Вошел адъютант дивизиона, щуплый штабс-капитан, тоже поляк из Беларуси, магометанин. Маслов перед начальством очень «тянулся», особенно на виду у других
— Вста-ать!! Смирно-о!.. — Потом застыл перед своим стаканом чая, и мы все встали и замерли. Разговор наш, само собой, закончился. И хозяин-жмогус тоже встал и вытянул руки по швам, как солдат.
Когда офицер скомандовал: «Вольно!» — я, ординарец и хозяин вышли из хаты в сени. Там ординарец продолжал втолковывать жмогусу (хотя тот ничего не понимал):
— Хозяину безразлично: будет в Польше круль или нет. Налоги на землю еще большие придется платить, потому что Польша слишком мала, чтобы иметь своего круля… Правда отец?
Жмогус только качал головой и изредка бормотал что-то на своем, непонятном нам языке.
Я пошел к телефону и дальнейшего разговора не слышал.
2 октября.
11-й день здесь…
Сегодня 2 октября, но тепло, солнечно, погоже. Утром думал, глядя на болото с водой возле нашей позиции, каким бывает это болото ранней весной. Жабы, или, как в нашей деревне говорят, люгашки — ква-а, ква-а… — а от лозы горьковатый запах…
Стрельбы почти не слышно, а мы и вовсе не стреляем.
Ходил по огороду и искал мак. Нашел всего несколько головок, да и то подгнивших. Съел их и одну брюквину, а головки две мака принес Беленькому.

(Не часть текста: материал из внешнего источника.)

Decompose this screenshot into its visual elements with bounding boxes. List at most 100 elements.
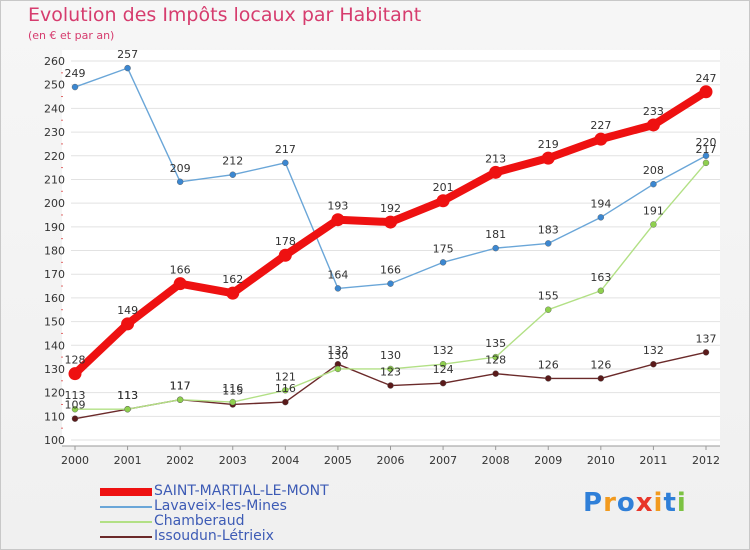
data-label: 193	[327, 200, 348, 213]
data-label: 213	[485, 152, 506, 165]
data-point	[702, 152, 710, 159]
data-label: 220	[696, 136, 717, 149]
x-tick-label: 2002	[166, 454, 194, 467]
data-point	[699, 85, 713, 99]
data-label: 124	[433, 363, 454, 376]
data-point	[124, 64, 131, 72]
data-label: 181	[485, 228, 506, 241]
data-label: 117	[170, 380, 191, 393]
data-point	[229, 398, 236, 406]
x-tick-label: 2012	[692, 454, 720, 467]
x-tick-label: 2009	[534, 454, 562, 467]
data-label: 247	[696, 72, 717, 85]
data-label: 113	[65, 389, 86, 402]
y-tick-label: 100	[44, 434, 65, 447]
legend-label: Chamberaud	[154, 513, 245, 529]
data-point	[439, 259, 447, 266]
x-tick-label: 2003	[219, 454, 247, 467]
data-point	[282, 387, 289, 394]
y-tick-label: 260	[44, 55, 65, 68]
data-point	[71, 406, 79, 413]
data-label: 219	[538, 138, 559, 151]
y-tick-label: 250	[44, 79, 65, 92]
data-label: 126	[590, 358, 611, 371]
data-label: 227	[590, 119, 611, 132]
data-point	[124, 406, 131, 413]
data-point	[71, 83, 79, 91]
data-point	[229, 171, 236, 178]
data-point	[650, 180, 657, 188]
data-label: 149	[117, 304, 138, 317]
data-point	[282, 159, 289, 167]
data-label: 162	[222, 273, 243, 286]
data-point	[545, 306, 552, 313]
y-tick-label: 220	[44, 150, 65, 163]
data-point	[702, 159, 710, 167]
data-label: 209	[170, 162, 191, 175]
x-tick-label: 2000	[61, 454, 89, 467]
data-label: 121	[275, 370, 296, 383]
data-label: 166	[380, 264, 401, 277]
data-point	[278, 248, 292, 262]
data-point	[597, 375, 605, 382]
data-label: 132	[327, 344, 348, 357]
logo-letter: t	[663, 488, 677, 518]
data-label: 191	[643, 204, 664, 217]
y-tick-label: 150	[44, 316, 65, 329]
data-label: 130	[327, 349, 348, 362]
data-point	[334, 285, 342, 292]
x-tick-label: 2004	[271, 454, 299, 467]
logo-letter: o	[616, 488, 636, 518]
data-point	[702, 349, 710, 356]
legend-label: SAINT-MARTIAL-LE-MONT	[154, 483, 329, 499]
data-label: 249	[65, 67, 86, 80]
x-tick-label: 2006	[377, 454, 405, 467]
y-tick-label: 210	[44, 173, 65, 186]
data-label: 116	[275, 382, 296, 395]
data-point	[436, 194, 450, 208]
data-label: 126	[538, 358, 559, 371]
legend-label: Lavaveix-les-Mines	[154, 498, 287, 514]
chart-subtitle: (en € et par an)	[28, 29, 115, 42]
legend-label: Issoudun-Létrieix	[154, 528, 274, 544]
data-point	[173, 277, 187, 291]
data-label: 132	[643, 344, 664, 357]
data-point	[71, 415, 79, 422]
data-point	[176, 396, 184, 403]
y-tick-label: 230	[44, 126, 65, 139]
data-label: 257	[117, 48, 138, 61]
data-label: 192	[380, 202, 401, 215]
data-label: 113	[117, 389, 138, 402]
y-tick-label: 140	[44, 339, 65, 352]
data-point	[176, 178, 184, 186]
data-label: 123	[380, 366, 401, 379]
logo-letter: i	[676, 488, 687, 518]
data-point	[387, 365, 394, 373]
legend-swatch	[100, 488, 152, 496]
data-point	[492, 353, 499, 361]
data-point	[489, 165, 503, 179]
data-point	[331, 213, 345, 227]
logo-letter: r	[603, 488, 617, 518]
logo-letter: P	[583, 488, 604, 518]
data-label: 109	[65, 399, 86, 412]
data-label: 128	[485, 354, 506, 367]
data-label: 175	[433, 242, 454, 255]
data-label: 137	[696, 332, 717, 345]
data-label: 194	[590, 197, 611, 210]
plot-area	[62, 50, 720, 446]
data-point	[226, 286, 240, 300]
data-label: 217	[275, 143, 296, 156]
y-tick-label: 110	[44, 410, 65, 423]
data-point	[597, 214, 605, 221]
x-tick-label: 2010	[587, 454, 615, 467]
data-point	[541, 151, 555, 165]
logo-letter: x	[635, 488, 654, 518]
data-label: 212	[222, 155, 243, 168]
y-tick-label: 130	[44, 363, 65, 376]
data-label: 183	[538, 223, 559, 236]
data-point	[646, 118, 660, 132]
data-point	[545, 375, 552, 382]
data-point	[492, 244, 499, 252]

Вспомнилось: в детстве в Темном Лесу вместе с мальчишками вытрясали мак и ели его «ложечками», которые мы ловко мастерили из маковых головок.

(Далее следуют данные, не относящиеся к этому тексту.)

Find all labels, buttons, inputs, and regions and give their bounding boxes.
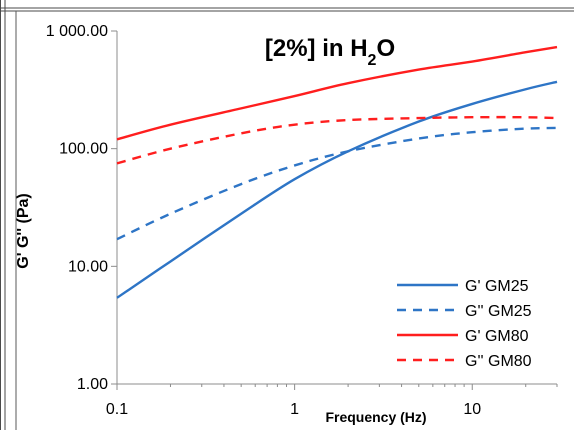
x-tick-label: 1 xyxy=(290,401,299,418)
y-axis-label: G' G'' (Pa) xyxy=(15,193,32,268)
x-tick-label: 10 xyxy=(463,401,481,418)
x-tick-label: 0.1 xyxy=(106,401,128,418)
series-line-g-gm25 xyxy=(116,126,558,241)
x-axis-label: Frequency (Hz) xyxy=(325,409,426,425)
y-tick-label: 1.00 xyxy=(77,376,108,393)
chart-title-subscript: 2 xyxy=(368,52,377,69)
chart-title-main: [2%] in H xyxy=(265,35,368,62)
legend-label-g-gm25: G'' GM25 xyxy=(465,303,532,320)
plot-area: 1.00 10.00 100.00 1 000.00 0.1 1 10 xyxy=(46,23,558,418)
legend-label-g-gm80: G' GM80 xyxy=(465,328,529,345)
y-tick-label: 1 000.00 xyxy=(46,23,108,40)
chart-title-suffix: O xyxy=(376,35,395,62)
series-line-g-gm80 xyxy=(116,45,558,141)
legend-label-g-gm25: G' GM25 xyxy=(465,278,529,295)
y-tick-label: 10.00 xyxy=(68,258,108,275)
legend: G' GM25 G'' GM25 G' GM80 G'' GM80 xyxy=(397,278,532,370)
chart-title: [2%] in H2O xyxy=(265,35,395,69)
legend-label-g-gm80: G'' GM80 xyxy=(465,353,532,370)
y-tick-label: 100.00 xyxy=(59,141,108,158)
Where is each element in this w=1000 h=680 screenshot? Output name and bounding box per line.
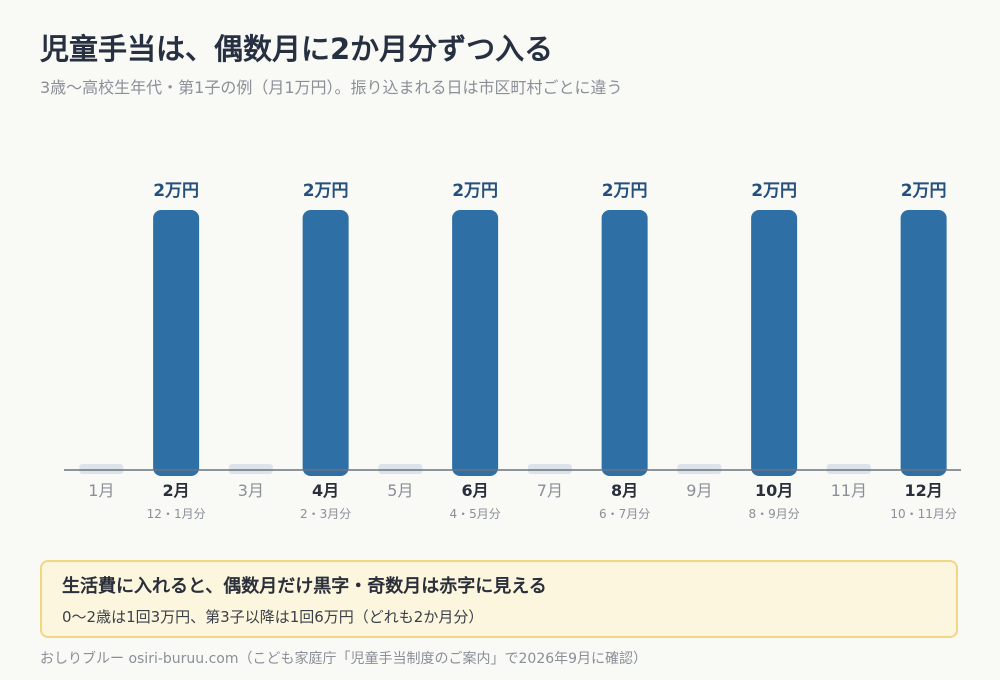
page-subtitle: 3歳〜高校生年代・第1子の例（月1万円）。振り込まれる日は市区町村ごとに違う [40, 78, 623, 97]
tick-label-4: 4月 [312, 481, 339, 500]
value-label-12: 2万円 [901, 181, 947, 201]
tick-label-9: 9月 [686, 481, 712, 500]
value-label-6: 2万円 [452, 181, 498, 201]
value-label-10: 2万円 [751, 181, 797, 201]
bar-1 [79, 464, 124, 474]
bar-5 [378, 464, 423, 474]
tick-label-11: 11月 [831, 481, 867, 500]
tick-label-6: 6月 [462, 481, 489, 500]
bar-6 [452, 210, 499, 476]
bar-2 [153, 210, 200, 476]
tick-sublabel-12: 10・11月分 [890, 507, 957, 521]
value-label-2: 2万円 [153, 181, 199, 201]
bar-3 [228, 464, 273, 474]
tick-label-2: 2月 [163, 481, 190, 500]
tick-label-10: 10月 [755, 481, 793, 500]
bar-8 [601, 210, 648, 476]
bar-9 [677, 464, 722, 474]
bar-7 [527, 464, 572, 474]
bar-12 [900, 210, 947, 476]
tick-label-12: 12月 [904, 481, 942, 500]
callout-box: 生活費に入れると、偶数月だけ黒字・奇数月は赤字に見える 0〜2歳は1回3万円、第… [40, 560, 958, 638]
bar-chart: 1月 2万円 2月 12・1月分 3月 2万円 4月 2・3月分 5月 2万円 6月 4・5月分 7月 2… [64, 181, 961, 521]
tick-label-3: 3月 [238, 481, 264, 500]
tick-label-8: 8月 [611, 481, 638, 500]
tick-sublabel-4: 2・3月分 [300, 507, 351, 521]
footer-credit: おしりブルー osiri-buruu.com（こども家庭庁「児童手当制度のご案内… [40, 651, 648, 667]
tick-sublabel-2: 12・1月分 [147, 507, 206, 521]
tick-sublabel-8: 6・7月分 [599, 507, 650, 521]
tick-sublabel-6: 4・5月分 [449, 507, 500, 521]
callout-title: 生活費に入れると、偶数月だけ黒字・奇数月は赤字に見える [62, 576, 547, 597]
bar-10 [751, 210, 798, 476]
callout-text: 0〜2歳は1回3万円、第3子以降は1回6万円（どれも2か月分） [62, 608, 484, 626]
value-label-8: 2万円 [602, 181, 648, 201]
tick-label-1: 1月 [88, 481, 114, 500]
bar-4 [302, 210, 349, 476]
page-title: 児童手当は、偶数月に2か月分ずつ入る [40, 32, 554, 66]
tick-sublabel-10: 8・9月分 [748, 507, 799, 521]
bar-11 [826, 464, 871, 474]
value-label-4: 2万円 [303, 181, 349, 201]
tick-label-5: 5月 [387, 481, 413, 500]
tick-label-7: 7月 [537, 481, 563, 500]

Дорогой папочка, пришлите «Арагацу» и записную книжку.
Телефон наш сегодня ночью немного подмок, потому что в окопе на дне мокровато от близкого болота. Повздорили слегка.
Говорят, что немцы ночью пошли в атаку, но были «начисто» скошены нашими пулеметами. Немецкий прожектор разбит.
3 октября.
Пухом тебе чужая земелька!.. Пришло письмо из дому, в котором печальная весть: Лексей Пилипенок убит. Первая жертва из нашей деревни Молоху войны.
«И сколько, сколько их в борьбе за край родной, удалых, молодых…» — зубрил когда-то я в русской школе из русской хрестоматии.
За какой родной край, и вообще, — за что? Разве же Беларуси от этой войны легче станет? А не случится ли так, что, добившись победы на фронте, русская реакция укрепится и еще круче согнет нас в бараний рог?
Лексейка, Лексейка! Вечный тебе покой! Несчастная твоя мать.
Пришла и «Наша Шва» за 25 сентября. Сколько радости приносит мне наше печатное «мужицкое» слово! Нервы мои совсем сдают… Но разве это стыдно, что я тут, на этой проклятой войне, с нежелательными и самому спазмами в горле и досадными, неудержимыми слезами на глазах целую письма из дому и «Нашу Шву» из Вильно? Чего мне стыдиться? Эх вы, слезы, слезы, глупые вы слезы: не туманьте мне глаз. И ты, глупое сердце, не сжимайся от боли и скорби.